Update from Summer Intern, Seneca RiceWoolf

Thank you to those I have enjoyed getting to know and hello to the faces I have yet to meet! My name is Seneca RiceWoolf, Arundel Rivers’ summer intern. I am an Environmental Science and Sociology student at the College of William and Mary.

The summer started with a splash as I pretended to know where on the many creeks of the South, West, and Rhode Rivers we were sampling. Using Hydrolab technology, I learned how to test the water’s depth, pH, salinity, and dissolved oxygen to assess the area’s health. Equally importantly, I learned that good science is consistent.
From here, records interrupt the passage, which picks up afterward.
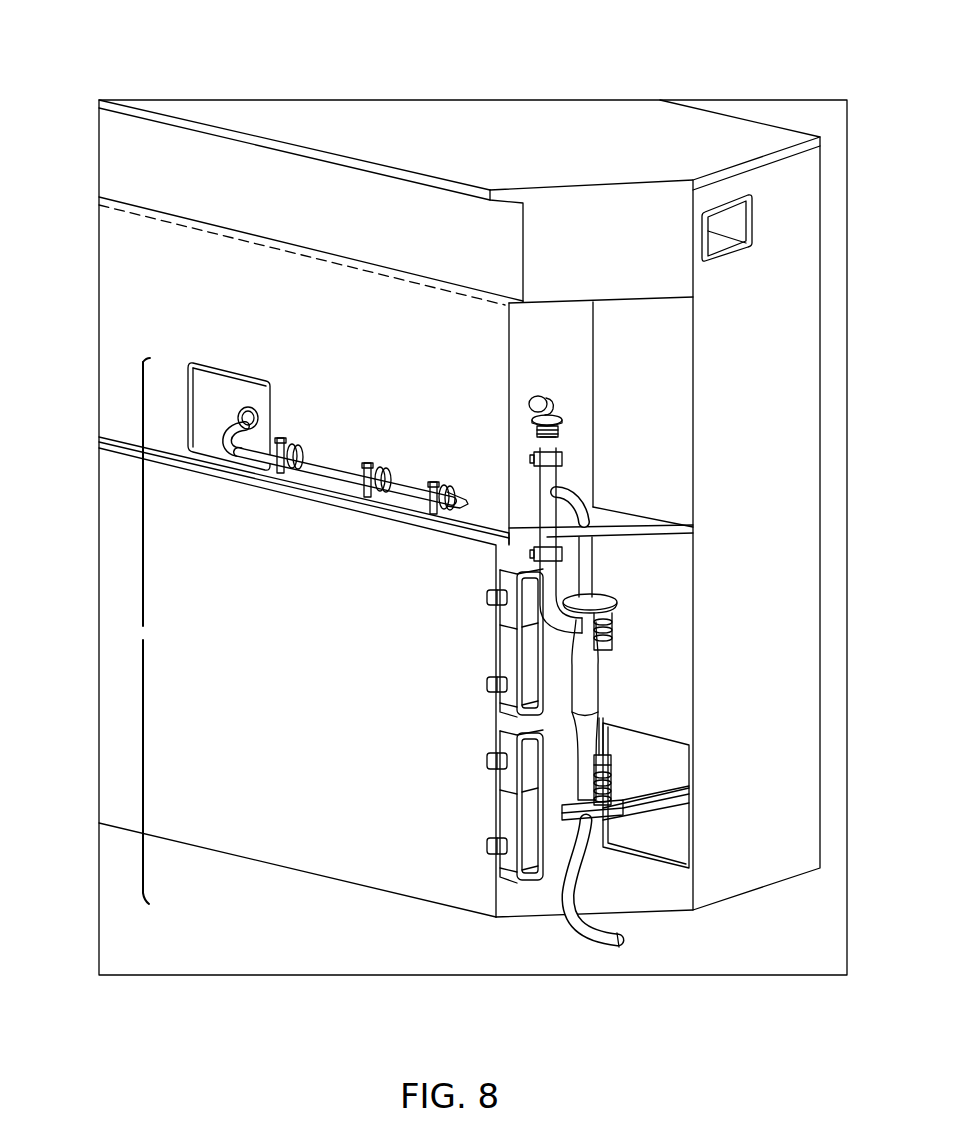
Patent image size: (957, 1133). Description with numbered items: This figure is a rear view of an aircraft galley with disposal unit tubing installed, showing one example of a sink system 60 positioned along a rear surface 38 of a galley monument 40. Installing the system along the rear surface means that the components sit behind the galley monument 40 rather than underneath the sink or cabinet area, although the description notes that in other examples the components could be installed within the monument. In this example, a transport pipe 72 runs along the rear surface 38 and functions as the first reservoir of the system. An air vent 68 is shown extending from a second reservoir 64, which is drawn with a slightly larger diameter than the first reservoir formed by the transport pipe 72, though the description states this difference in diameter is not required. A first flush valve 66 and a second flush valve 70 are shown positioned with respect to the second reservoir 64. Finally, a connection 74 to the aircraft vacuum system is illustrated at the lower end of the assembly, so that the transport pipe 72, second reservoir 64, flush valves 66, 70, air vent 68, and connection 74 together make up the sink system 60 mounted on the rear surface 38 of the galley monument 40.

The galley monument 40 is at (607, 70).
The rear surface 38 is at (231, 308).
The sink system 60 is at (142, 632).
The transport pipe 72 is at (335, 465).
The air vent 68 is at (547, 478).
The first flush valve 66 is at (607, 595).
The second reservoir 64 is at (592, 697).
The second flush valve 70 is at (613, 797).
The connection 74 is at (596, 942).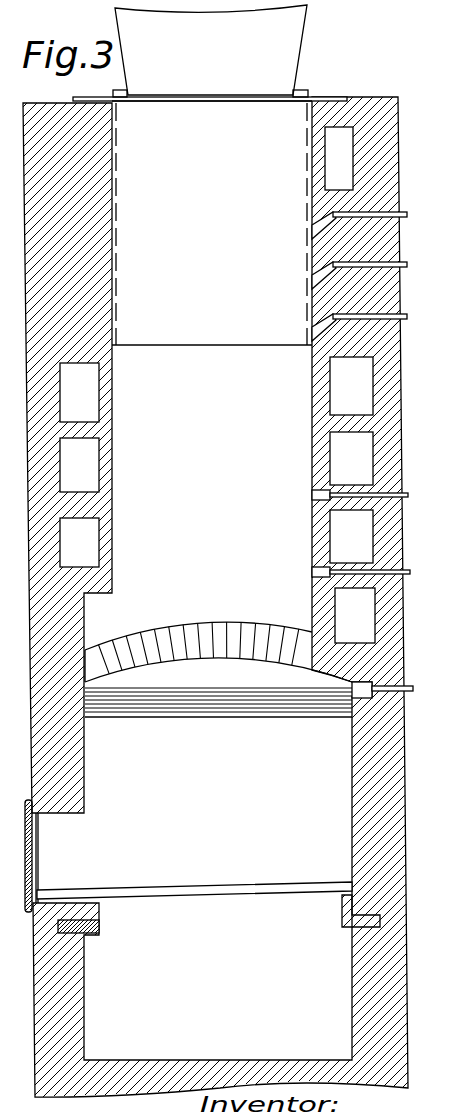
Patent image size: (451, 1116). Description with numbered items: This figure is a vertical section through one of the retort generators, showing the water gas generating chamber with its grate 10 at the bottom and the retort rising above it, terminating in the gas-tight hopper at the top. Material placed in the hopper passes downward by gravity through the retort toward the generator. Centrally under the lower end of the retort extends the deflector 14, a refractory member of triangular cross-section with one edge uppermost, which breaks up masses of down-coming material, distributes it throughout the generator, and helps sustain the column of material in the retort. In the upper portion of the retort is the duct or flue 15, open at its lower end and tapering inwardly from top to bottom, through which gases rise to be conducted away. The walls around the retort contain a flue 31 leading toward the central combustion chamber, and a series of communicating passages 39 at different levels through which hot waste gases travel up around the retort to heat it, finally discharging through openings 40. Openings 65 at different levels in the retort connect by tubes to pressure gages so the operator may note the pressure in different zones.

The grate 10 is at (205, 892).
The deflector 14 is at (220, 708).
The duct or flue 15 is at (229, 346).
The flue 31 is at (355, 615).
The communicating passages 39 is at (216, 462).
The openings 40 is at (337, 170).
The openings 65 is at (312, 237).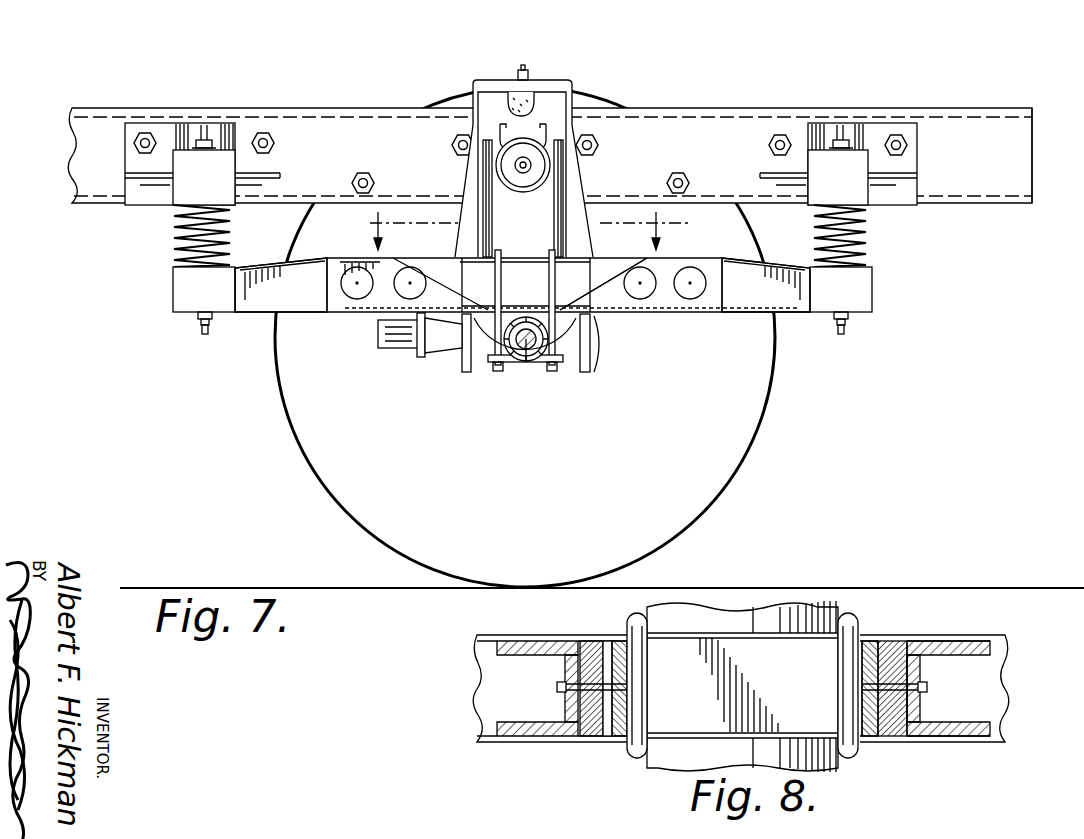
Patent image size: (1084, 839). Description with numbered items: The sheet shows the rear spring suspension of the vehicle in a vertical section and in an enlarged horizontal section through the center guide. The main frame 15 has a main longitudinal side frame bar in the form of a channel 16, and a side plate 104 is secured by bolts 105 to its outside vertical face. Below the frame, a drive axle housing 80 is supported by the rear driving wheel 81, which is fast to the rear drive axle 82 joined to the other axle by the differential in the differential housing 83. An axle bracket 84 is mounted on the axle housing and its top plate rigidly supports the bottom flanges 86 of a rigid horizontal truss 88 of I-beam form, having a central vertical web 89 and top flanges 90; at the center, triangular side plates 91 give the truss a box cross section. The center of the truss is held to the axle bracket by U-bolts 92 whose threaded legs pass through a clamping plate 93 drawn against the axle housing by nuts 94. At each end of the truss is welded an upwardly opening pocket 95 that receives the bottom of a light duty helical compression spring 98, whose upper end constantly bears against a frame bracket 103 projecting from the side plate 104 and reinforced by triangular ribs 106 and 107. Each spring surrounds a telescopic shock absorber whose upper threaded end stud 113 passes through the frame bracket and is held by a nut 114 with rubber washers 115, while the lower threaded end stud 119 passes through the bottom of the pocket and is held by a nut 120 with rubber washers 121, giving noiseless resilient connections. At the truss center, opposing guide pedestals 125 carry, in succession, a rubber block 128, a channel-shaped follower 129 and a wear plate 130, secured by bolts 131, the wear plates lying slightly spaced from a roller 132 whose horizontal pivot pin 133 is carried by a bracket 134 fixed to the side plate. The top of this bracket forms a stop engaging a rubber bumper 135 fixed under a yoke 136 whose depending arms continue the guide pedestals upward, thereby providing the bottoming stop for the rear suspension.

Our reliable sampling schedule allowed me to see bald eagles, dolphins, and ospreys without stepping away from the science.


Having grown up locally, I assumed I knew the Bay. Now I understand that the intricate ecosystems and local love of the Chesapeake Bay are deeper than I imagined. However, after a few months on the water, the calm current and tornado-downed trees make Church Creek unmistakable. The slight lightening of the water tells me that the Remedy is drifting into Glebe Bay and towards a growing oyster reef – a clear reminder that we cannot always see the whole story. Now, as I savor the brackish breeze, I don’t need to guess our location.

One of my favorite days so far was at Glebe Bay’s oyster reef site. The team was armed with Home Depot buckets, rain gear, and a hose that worked overtime. We collected oysters from houses on Duvall Creek and transferred them to the Glebe Bay re-established reef location. It was a muddy mess, but I have never felt more connected to the restoration process.

This effort was part of the Maryland Oyster Grows program and is one of many amazing things about the Arundel Rivers Federation – the organization IS the community. If you care about the Chesapeake Bay, you can find meaningful involvement by growing oysters, volunteering at plantings or donating.

I look forward to the rest of the summer and the opportunity to get to know our watershed more. Let’s clean up the rivers!